The administration has previously estimated the state is losing out on some $450 million in sales tax money annually.

The decision is not expected to impact many sales by online sales giant Amazon, because it began collecting Tennessee sales taxes after it built warehouses in Chattanooga, Cleveland and in Middle Tennessee.

U.S. Sen. Lamar Alexander, R-Tenn., a former governor who had successfully pushed legislation in the Senate to allow states to require remote sellers to collect the sales tax, hailed the Supreme Court's decision to overturn the 26-year-old Quill decision that prevented states from enforcing state sales and use tax laws.

"The Court's decision is good news for Main Street business and for states," said Alexander, whose Senate bill never moved in the House. "It correctly leaves to states decisions about who should pay state sales and use taxes and how they should be collected. It stops the federal government from forcing states to prefer out-of-state businesses over Main Street."

But Alexander said he sees there still may be a need for Congress to step in and adopt a simplified collection of sales tax procedures under the Marketplace Fairness Act that 69 senators backed in 2013. It never made it out of a U.S. House committee.

U.S. Sen. Bob Corker, R-Tenn., called it a "win for Tennessee taxpayers" in a news release.

"I think most Tennesseans would agree that we are fortunate not to have a state income tax, and to help ensure that remains the case, it is important our sales tax system works," Corker stated. "Today's ruling is a win for states' rights and gives states like ours the ability to enforce existing state tax laws."

Dr. Bill Fox, who directs the University of Tennessee at Knoxville's Boyd Center for Business and Economic Research, said the ruling will level the playing field for brick-and-mortar companies.

"The tax benefit goes away for major [online] vendors," he said. "It was like the state imposed a tariff on local companies."

Another key result is that the state will collect more tax revenues, Fox said. But, he said, the state still will need to implement regulations to collect the taxes and "nothing happens tomorrow."

Fox added that the case before the Supreme Court involved larger companies, and small businesses may not have a tax collection responsibility.

With the ruling, Congress may now be inclined to act on the sales tax issue, he said.

The American Legislative Exchange Council, which lobbies state legislatures across the country, and other groups denounced the ruling in South Dakota v. Wayfair.

"[The] Supreme Court decision will harm America's innovators and small businesses.
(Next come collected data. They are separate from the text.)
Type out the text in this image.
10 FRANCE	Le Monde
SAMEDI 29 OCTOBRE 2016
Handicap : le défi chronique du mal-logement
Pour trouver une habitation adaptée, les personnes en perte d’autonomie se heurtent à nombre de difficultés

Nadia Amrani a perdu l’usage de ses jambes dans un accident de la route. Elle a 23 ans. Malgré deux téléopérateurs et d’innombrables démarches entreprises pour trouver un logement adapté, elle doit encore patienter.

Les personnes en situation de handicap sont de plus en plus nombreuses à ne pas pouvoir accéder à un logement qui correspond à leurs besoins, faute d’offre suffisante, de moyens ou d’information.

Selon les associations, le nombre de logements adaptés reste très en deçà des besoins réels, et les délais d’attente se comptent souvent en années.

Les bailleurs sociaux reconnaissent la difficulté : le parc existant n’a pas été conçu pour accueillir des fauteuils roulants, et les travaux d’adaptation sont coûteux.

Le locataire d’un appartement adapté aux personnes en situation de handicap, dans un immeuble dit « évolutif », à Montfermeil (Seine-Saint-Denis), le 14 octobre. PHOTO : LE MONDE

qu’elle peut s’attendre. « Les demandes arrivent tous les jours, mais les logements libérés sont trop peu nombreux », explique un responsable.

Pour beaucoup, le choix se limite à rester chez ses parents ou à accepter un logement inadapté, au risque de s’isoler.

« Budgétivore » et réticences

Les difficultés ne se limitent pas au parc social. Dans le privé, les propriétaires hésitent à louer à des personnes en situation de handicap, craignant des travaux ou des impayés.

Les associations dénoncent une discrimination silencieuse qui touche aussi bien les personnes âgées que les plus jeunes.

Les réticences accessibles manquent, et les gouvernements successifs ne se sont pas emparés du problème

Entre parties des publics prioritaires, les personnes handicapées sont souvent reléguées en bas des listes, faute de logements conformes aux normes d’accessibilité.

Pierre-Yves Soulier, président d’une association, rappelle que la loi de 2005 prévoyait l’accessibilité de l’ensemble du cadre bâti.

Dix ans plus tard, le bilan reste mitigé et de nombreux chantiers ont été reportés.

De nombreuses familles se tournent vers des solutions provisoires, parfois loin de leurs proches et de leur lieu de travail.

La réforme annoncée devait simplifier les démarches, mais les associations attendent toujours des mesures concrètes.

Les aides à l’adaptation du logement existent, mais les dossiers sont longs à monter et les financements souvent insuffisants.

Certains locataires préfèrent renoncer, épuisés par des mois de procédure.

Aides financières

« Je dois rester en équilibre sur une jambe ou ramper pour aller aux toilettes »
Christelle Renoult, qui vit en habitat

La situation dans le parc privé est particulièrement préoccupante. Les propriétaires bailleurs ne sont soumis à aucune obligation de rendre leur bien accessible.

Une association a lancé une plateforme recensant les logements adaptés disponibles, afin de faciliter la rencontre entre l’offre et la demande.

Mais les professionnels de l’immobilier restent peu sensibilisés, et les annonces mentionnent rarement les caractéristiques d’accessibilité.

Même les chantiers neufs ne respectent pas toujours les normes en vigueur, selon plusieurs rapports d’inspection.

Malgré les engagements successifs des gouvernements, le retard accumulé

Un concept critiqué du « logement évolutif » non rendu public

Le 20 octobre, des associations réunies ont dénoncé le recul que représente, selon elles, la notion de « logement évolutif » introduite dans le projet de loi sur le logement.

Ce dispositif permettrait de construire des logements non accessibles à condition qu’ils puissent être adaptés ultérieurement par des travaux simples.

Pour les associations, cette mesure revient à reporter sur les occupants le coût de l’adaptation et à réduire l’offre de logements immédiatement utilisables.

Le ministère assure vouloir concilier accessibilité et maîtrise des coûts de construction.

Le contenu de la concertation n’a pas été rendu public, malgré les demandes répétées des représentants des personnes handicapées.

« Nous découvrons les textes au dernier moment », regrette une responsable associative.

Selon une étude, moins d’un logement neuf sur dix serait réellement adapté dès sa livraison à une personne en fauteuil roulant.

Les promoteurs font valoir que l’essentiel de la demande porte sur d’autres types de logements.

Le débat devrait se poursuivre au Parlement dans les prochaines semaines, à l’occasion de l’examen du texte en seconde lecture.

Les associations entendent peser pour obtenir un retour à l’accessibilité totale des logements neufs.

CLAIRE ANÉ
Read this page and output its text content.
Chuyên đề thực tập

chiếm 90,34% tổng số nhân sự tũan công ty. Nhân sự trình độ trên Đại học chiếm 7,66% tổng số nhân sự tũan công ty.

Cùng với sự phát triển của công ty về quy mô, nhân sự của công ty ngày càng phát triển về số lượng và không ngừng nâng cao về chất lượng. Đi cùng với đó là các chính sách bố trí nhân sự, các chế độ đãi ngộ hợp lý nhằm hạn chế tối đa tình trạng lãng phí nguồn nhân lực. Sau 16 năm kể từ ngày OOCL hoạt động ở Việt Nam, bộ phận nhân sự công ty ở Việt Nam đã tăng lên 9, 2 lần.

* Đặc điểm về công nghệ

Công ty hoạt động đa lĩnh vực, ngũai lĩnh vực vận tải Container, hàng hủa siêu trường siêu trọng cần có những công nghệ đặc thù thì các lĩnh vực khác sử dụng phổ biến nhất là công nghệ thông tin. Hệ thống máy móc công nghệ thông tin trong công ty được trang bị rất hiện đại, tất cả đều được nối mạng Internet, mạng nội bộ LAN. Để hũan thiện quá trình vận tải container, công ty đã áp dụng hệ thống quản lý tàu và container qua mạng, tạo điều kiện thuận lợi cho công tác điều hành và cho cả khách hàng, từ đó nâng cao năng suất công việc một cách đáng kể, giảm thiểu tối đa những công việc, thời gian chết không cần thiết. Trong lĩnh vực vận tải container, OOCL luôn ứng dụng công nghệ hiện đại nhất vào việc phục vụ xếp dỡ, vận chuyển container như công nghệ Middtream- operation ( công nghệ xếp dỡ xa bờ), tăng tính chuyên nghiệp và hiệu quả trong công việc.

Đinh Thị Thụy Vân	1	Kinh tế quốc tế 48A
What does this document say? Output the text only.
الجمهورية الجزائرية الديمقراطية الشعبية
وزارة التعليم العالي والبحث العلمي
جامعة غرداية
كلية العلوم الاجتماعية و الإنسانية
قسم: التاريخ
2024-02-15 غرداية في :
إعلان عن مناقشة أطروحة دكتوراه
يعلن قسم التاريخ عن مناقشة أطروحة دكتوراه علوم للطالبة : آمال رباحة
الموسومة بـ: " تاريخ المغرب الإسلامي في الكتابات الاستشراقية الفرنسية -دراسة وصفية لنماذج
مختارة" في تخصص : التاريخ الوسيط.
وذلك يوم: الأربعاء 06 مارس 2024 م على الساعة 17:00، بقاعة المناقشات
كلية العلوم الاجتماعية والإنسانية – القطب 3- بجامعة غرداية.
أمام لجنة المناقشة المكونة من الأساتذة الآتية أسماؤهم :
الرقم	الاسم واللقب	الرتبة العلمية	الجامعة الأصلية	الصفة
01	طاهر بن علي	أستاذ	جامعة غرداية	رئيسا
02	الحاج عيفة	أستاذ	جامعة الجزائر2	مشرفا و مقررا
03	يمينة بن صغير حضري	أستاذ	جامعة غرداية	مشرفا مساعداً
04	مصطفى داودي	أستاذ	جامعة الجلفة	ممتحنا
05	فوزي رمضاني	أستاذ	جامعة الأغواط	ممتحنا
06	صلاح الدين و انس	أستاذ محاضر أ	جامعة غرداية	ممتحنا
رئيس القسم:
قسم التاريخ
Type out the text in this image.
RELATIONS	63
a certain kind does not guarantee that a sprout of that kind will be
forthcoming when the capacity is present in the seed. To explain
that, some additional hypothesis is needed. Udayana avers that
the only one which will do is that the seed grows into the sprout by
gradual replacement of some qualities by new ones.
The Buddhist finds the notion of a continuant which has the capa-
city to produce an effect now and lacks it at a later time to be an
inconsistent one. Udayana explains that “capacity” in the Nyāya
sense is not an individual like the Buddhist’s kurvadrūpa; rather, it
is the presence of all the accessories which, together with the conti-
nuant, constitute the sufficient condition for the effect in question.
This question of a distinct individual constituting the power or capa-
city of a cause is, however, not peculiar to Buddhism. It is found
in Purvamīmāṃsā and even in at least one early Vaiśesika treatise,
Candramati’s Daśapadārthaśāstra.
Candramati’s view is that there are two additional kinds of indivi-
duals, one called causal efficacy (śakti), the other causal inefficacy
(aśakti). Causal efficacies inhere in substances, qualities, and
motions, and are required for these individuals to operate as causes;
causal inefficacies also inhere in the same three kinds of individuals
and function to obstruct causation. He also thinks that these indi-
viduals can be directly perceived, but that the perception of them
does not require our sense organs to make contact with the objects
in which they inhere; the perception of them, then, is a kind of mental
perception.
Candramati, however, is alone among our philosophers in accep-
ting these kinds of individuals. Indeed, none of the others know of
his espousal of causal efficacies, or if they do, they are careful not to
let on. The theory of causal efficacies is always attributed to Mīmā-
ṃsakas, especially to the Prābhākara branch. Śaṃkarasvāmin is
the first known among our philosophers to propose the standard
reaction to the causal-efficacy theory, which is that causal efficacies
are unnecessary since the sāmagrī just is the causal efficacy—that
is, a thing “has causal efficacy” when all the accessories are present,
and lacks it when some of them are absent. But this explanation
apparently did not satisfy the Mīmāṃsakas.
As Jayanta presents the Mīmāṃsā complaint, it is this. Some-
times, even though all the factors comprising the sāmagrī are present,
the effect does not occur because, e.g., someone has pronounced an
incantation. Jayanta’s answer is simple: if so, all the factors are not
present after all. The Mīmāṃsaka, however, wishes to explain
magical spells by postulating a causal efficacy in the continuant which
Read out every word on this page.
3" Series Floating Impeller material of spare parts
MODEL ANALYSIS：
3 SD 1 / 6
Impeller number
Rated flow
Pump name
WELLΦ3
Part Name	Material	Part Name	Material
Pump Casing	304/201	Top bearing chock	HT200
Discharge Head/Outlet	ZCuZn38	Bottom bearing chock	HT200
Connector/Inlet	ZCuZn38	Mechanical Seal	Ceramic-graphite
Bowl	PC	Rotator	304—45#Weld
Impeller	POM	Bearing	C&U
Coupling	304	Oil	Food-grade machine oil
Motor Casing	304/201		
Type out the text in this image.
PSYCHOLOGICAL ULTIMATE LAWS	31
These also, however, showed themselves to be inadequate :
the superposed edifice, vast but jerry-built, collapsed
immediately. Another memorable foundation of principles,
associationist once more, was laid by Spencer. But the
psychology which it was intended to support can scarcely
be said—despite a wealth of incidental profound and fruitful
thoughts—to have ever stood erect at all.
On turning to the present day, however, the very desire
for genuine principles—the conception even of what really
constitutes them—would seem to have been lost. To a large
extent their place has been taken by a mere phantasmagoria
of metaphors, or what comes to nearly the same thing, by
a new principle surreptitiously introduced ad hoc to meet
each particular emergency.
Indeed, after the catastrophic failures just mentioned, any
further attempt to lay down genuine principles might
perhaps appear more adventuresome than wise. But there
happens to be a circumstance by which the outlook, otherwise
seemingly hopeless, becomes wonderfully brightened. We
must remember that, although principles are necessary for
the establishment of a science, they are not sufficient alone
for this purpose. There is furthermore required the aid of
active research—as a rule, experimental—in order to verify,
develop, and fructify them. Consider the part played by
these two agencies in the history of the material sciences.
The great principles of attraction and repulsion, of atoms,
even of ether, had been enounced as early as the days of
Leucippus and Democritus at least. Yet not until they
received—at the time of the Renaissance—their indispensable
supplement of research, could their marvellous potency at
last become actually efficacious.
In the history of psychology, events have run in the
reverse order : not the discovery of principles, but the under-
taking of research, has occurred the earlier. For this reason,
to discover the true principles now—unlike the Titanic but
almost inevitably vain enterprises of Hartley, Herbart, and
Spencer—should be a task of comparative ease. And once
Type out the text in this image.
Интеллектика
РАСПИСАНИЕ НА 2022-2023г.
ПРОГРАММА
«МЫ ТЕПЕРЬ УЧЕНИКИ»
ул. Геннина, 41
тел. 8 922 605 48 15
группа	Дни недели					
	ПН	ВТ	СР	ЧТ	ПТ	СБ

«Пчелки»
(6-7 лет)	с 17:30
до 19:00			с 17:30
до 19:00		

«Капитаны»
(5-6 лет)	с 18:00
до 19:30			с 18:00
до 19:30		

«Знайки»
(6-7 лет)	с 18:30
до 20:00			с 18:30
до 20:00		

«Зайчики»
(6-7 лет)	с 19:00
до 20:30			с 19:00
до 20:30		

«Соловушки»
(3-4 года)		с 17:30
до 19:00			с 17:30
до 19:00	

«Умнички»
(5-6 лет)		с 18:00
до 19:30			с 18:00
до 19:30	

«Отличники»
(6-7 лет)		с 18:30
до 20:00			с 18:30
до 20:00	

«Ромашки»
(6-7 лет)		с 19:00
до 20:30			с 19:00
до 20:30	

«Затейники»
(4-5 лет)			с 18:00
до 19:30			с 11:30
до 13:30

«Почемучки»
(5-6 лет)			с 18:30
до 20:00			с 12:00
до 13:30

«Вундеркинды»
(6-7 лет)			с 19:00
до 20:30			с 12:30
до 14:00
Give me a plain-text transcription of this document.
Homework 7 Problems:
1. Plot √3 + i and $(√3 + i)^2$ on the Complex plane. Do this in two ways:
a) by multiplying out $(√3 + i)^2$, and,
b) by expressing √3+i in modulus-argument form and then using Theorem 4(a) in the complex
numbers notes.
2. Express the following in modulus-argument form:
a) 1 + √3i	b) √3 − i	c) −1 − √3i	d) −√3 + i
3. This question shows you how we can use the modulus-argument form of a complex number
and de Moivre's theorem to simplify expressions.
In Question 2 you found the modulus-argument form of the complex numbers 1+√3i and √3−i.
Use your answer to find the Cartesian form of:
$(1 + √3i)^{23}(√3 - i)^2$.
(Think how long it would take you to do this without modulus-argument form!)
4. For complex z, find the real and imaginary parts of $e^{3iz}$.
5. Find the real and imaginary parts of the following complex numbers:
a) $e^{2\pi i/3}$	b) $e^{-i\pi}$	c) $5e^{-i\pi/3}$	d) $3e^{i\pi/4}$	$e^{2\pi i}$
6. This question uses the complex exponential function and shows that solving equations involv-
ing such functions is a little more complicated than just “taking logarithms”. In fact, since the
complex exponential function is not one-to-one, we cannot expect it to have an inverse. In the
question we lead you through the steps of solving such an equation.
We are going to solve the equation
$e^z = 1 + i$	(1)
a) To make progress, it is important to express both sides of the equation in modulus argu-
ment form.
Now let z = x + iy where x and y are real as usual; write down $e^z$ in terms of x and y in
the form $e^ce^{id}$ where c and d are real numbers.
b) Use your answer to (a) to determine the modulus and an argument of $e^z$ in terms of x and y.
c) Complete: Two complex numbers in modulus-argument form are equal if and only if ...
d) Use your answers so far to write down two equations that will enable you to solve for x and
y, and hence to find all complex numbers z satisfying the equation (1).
By permitting states to tax businesses outside of their borders, the Supreme Court's decision will usher in a new, unheralded period in interstate commerce," Jonathan Hauenschild, ALEC's counsel of record, said in a statement.

Hauenschild said "small businesses and innovators will be subject to over 12,000 taxing jurisdictions in the United States. They will face audits and compliance costs very few can comprehend."

Joel Griffith, director of the Center for State Fiscal Reform, denounced the ruling as well, charging it "threatens to stunt economic growth. More concerning, it marks a departure from a constitutional understanding of federalism."

He said many remote retailers are small businesses that may "may soon be forced to keep track of the thousands of taxing jurisdictions across the country, many with their own rates, bases, rules and regulations. Congress remains the only solution to this threat."